The miner also saw a reduction in its export levels, falling slightly to 186 million tonnes in 2015.
Overall adjusted EBITDA for its Australian operations was a loss of US$28 million, which is a positive shift from a loss of US$191 million recorded in the previous corresponding period.
“The increase of US$163 million vs. 2014 was mainly driven by the stoppage of the non-profitable operations of Isaac Plans and Integra,’ Vale said in a company statement, “as well as the good operational performance of Carborough Downs, partly offset by lower prices, the write-down of assets, and the write-down of mine development expenses.”

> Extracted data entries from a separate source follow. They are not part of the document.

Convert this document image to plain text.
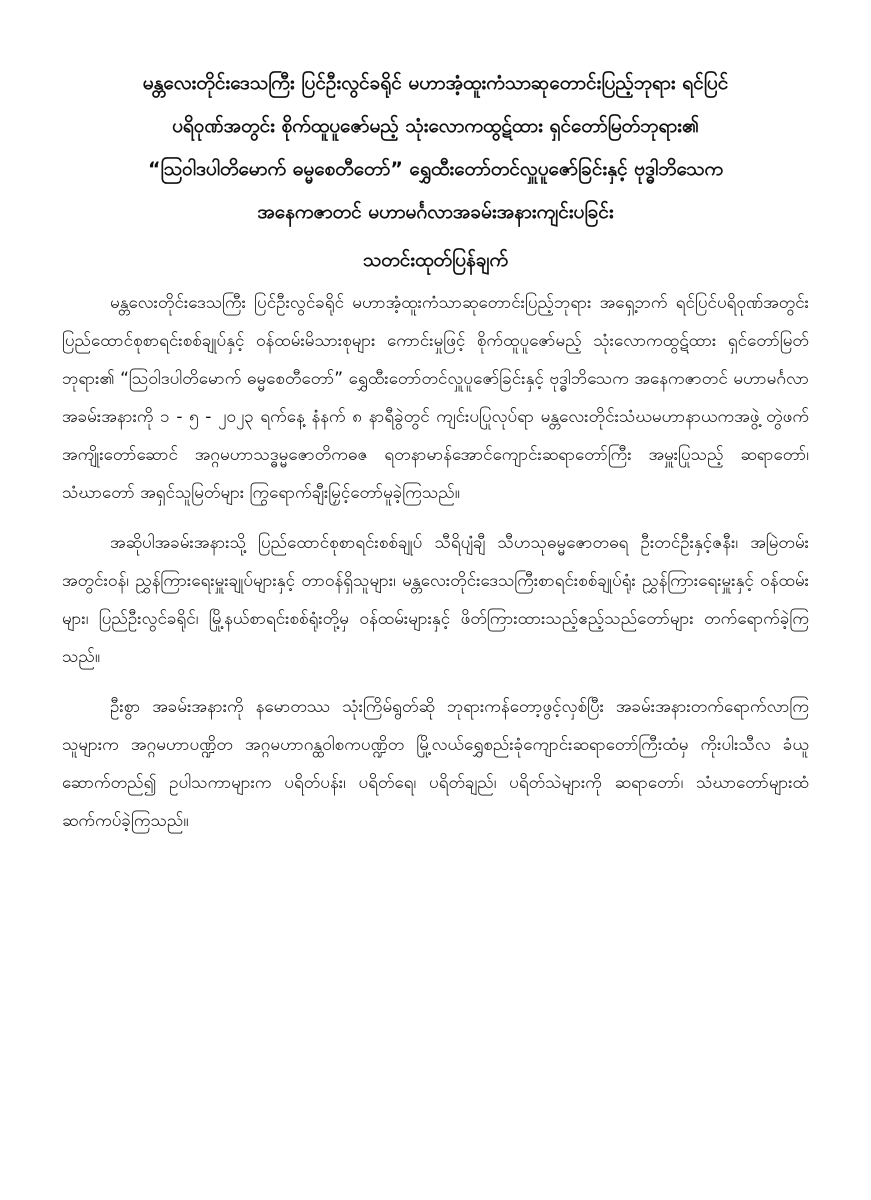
မန္တလေးတိုင်းဒေသကြီး ပြင်ဦးလွင်ခရိုင် မဟာအံ့ထူးကံသာဆုတောင်းပြည့်ဘုရား ရင်ပြင်

ပရိဝုဏ်အတွင်း စိုက်ထူပူဇော်မည့် သုံးလောကထွဋ်ထား ရှင်တော်မြတ်ဘုရား၏

“ဩဝါဒပါတိမောက် ဓမ္မစေတီတော်” ရွှေထီးတော်တင်လှူပူဇော်ခြင်းနှင့် ဗုဒ္ဓါဘိသေက

အနေကဇာတင် မဟာမင်္ဂလာအခမ်းအနားကျင်းပခြင်း

သတင်းထုတ်ပြန်ချက်

မန္တလေးတိုင်းဒေသကြီး ပြင်ဦးလွင်ခရိုင် မဟာအံ့ထူးကံသာဆုတောင်းပြည့်ဘုရား အရှေ့ဘက် ရင်ပြင်ပရိဝုဏ်အတွင်း ပြည်ထောင်စုစာရင်းစစ်ချုပ်နှင့် ဝန်ထမ်းမိသားစုများ ကောင်းမှုဖြင့် စိုက်ထူပူဇော်မည့် သုံးလောကထွဋ်ထား ရှင်တော်မြတ်ဘုရား၏ “ဩဝါဒပါတိမောက် ဓမ္မစေတီတော်” ရွှေထီးတော်တင်လှူပူဇော်ခြင်းနှင့် ဗုဒ္ဓါဘိသေက အနေကဇာတင် မဟာမင်္ဂလာ အခမ်းအနားကို ၁ - ၅ - ၂၀၂၃ ရက်နေ့ နံနက် ၈ နာရီခွဲတွင် ကျင်းပပြုလုပ်ရာ မန္တလေးတိုင်းသံဃမဟာနာယကအဖွဲ့ တွဲဖက်အကျိုးတော်ဆောင် အဂ္ဂမဟာသဒ္ဓမ္မဇောတိကဓဇ ရတနာမာန်အောင်ကျောင်းဆရာတော်ကြီး အမှူးပြုသည့် ဆရာတော်၊ သံဃာတော် အရှင်သူမြတ်များ ကြွရောက်ချီးမြှင့်တော်မူခဲ့ကြသည်။

အဆိုပါအခမ်းအနားသို့ ပြည်ထောင်စုစာရင်းစစ်ချုပ် သီရိပျံချီ သီဟသုဓမ္မဇောတဓရ ဦးတင်ဦးနှင့်ဇနီး၊ အမြဲတမ်းအတွင်းဝန်၊ ညွှန်ကြားရေးမှူးချုပ်များနှင့် တာဝန်ရှိသူများ၊ မန္တလေးတိုင်းဒေသကြီးစာရင်းစစ်ချုပ်ရုံး ညွှန်ကြားရေးမှူးနှင့် ဝန်ထမ်းများ၊ ပြည်ဦးလွင်ခရိုင်၊ မြို့နယ်စာရင်းစစ်ရုံးတို့မှ ဝန်ထမ်းများနှင့် ဖိတ်ကြားထားသည့်ဧည့်သည်တော်များ တက်ရောက်ခဲ့ကြသည်။

ဦးစွာ အခမ်းအနားကို နမောတဿ သုံးကြိမ်ရွတ်ဆို ဘုရားကန်တော့ဖွင့်လှစ်ပြီး အခမ်းအနားတက်ရောက်လာကြသူများက အဂ္ဂမဟာပဏ္ဍိတ အဂ္ဂမဟာဂန္ထဝါစကပဏ္ဍိတ မြို့လယ်ရွှေစည်းခုံကျောင်းဆရာတော်ကြီးထံမှ ကိုးပါးသီလ ခံယူဆောက်တည်၍ ဥပါသကာများက ပရိတ်ပန်း၊ ပရိတ်ရေ၊ ပရိတ်ချည်၊ ပရိတ်သဲများကို ဆရာတော်၊ သံဃာတော်များထံ ဆက်ကပ်ခဲ့ကြသည်။
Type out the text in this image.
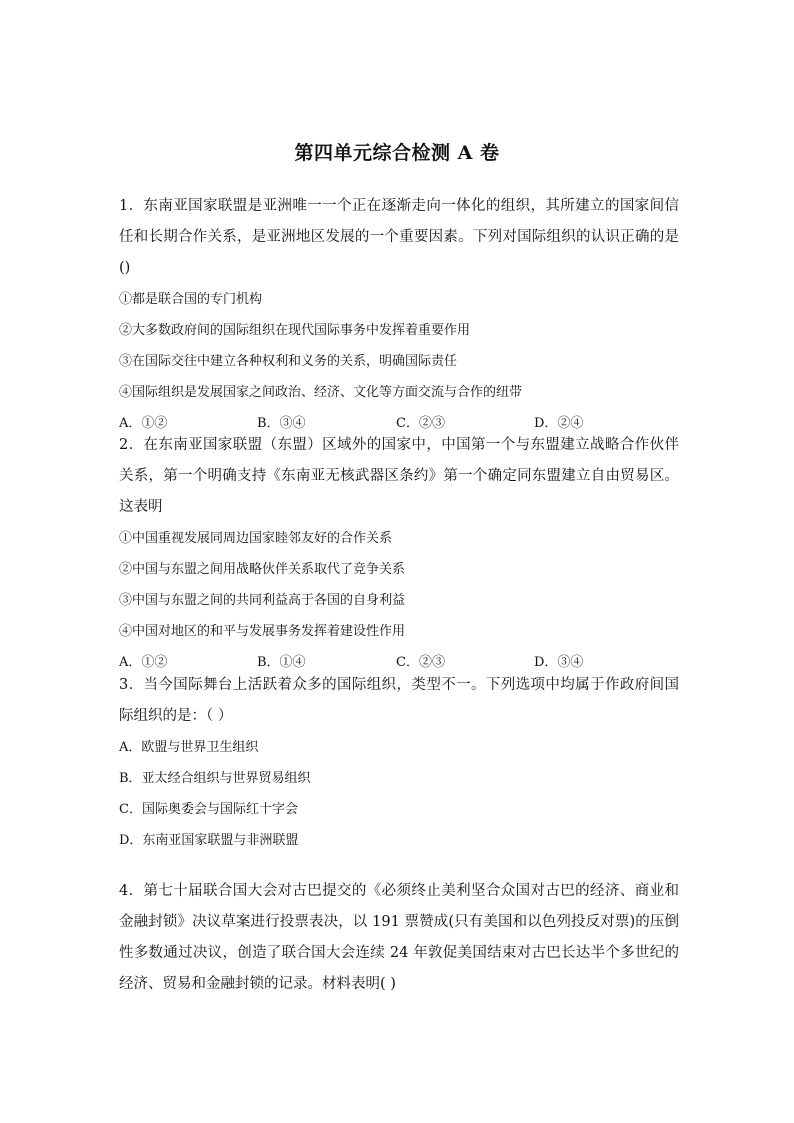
第四单元综合检测 A 卷

1．东南亚国家联盟是亚洲唯一一个正在逐渐走向一体化的组织，其所建立的国家间信任和长期合作关系，是亚洲地区发展的一个重要因素。下列对国际组织的认识正确的是()

①都是联合国的专门机构

②大多数政府间的国际组织在现代国际事务中发挥着重要作用

③在国际交往中建立各种权利和义务的关系，明确国际责任

④国际组织是发展国家之间政治、经济、文化等方面交流与合作的纽带

A．①②	B．③④	C．②③	D．②④

2．在东南亚国家联盟（东盟）区域外的国家中，中国第一个与东盟建立战略合作伙伴关系，第一个明确支持《东南亚无核武器区条约》第一个确定同东盟建立自由贸易区。这表明

①中国重视发展同周边国家睦邻友好的合作关系

②中国与东盟之间用战略伙伴关系取代了竞争关系

③中国与东盟之间的共同利益高于各国的自身利益

④中国对地区的和平与发展事务发挥着建设性作用

A．①②	B．①④	C．②③	D．③④

3．当今国际舞台上活跃着众多的国际组织，类型不一。下列选项中均属于作政府间国际组织的是：（ ）

A．欧盟与世界卫生组织

B．亚太经合组织与世界贸易组织

C．国际奥委会与国际红十字会

D．东南亚国家联盟与非洲联盟

4．第七十届联合国大会对古巴提交的《必须终止美利坚合众国对古巴的经济、商业和金融封锁》决议草案进行投票表决，以 191 票赞成(只有美国和以色列投反对票)的压倒性多数通过决议，创造了联合国大会连续 24 年敦促美国结束对古巴长达半个多世纪的经济、贸易和金融封锁的记录。材料表明( )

Despite this difficult position, the miner is still focused on reducing its debt levels by around US$10 billion in less than two years, however with the current weakness in commodity prices – which is forecast to continue – Vale is considering divestment as way to pay down debt.
According to chief executive Murilo Ferreira, the miner has started “actively exploring more aggressive actions for this deleveraging, including the sale of core assets”.
This course of action, the divestment of major assets, is the first such path taken by one of the big three miners, which have to date only considered non-core asset disposals.
It comes as Vale, along with its joint venture partner BHP, are called to court over the Samarco disaster.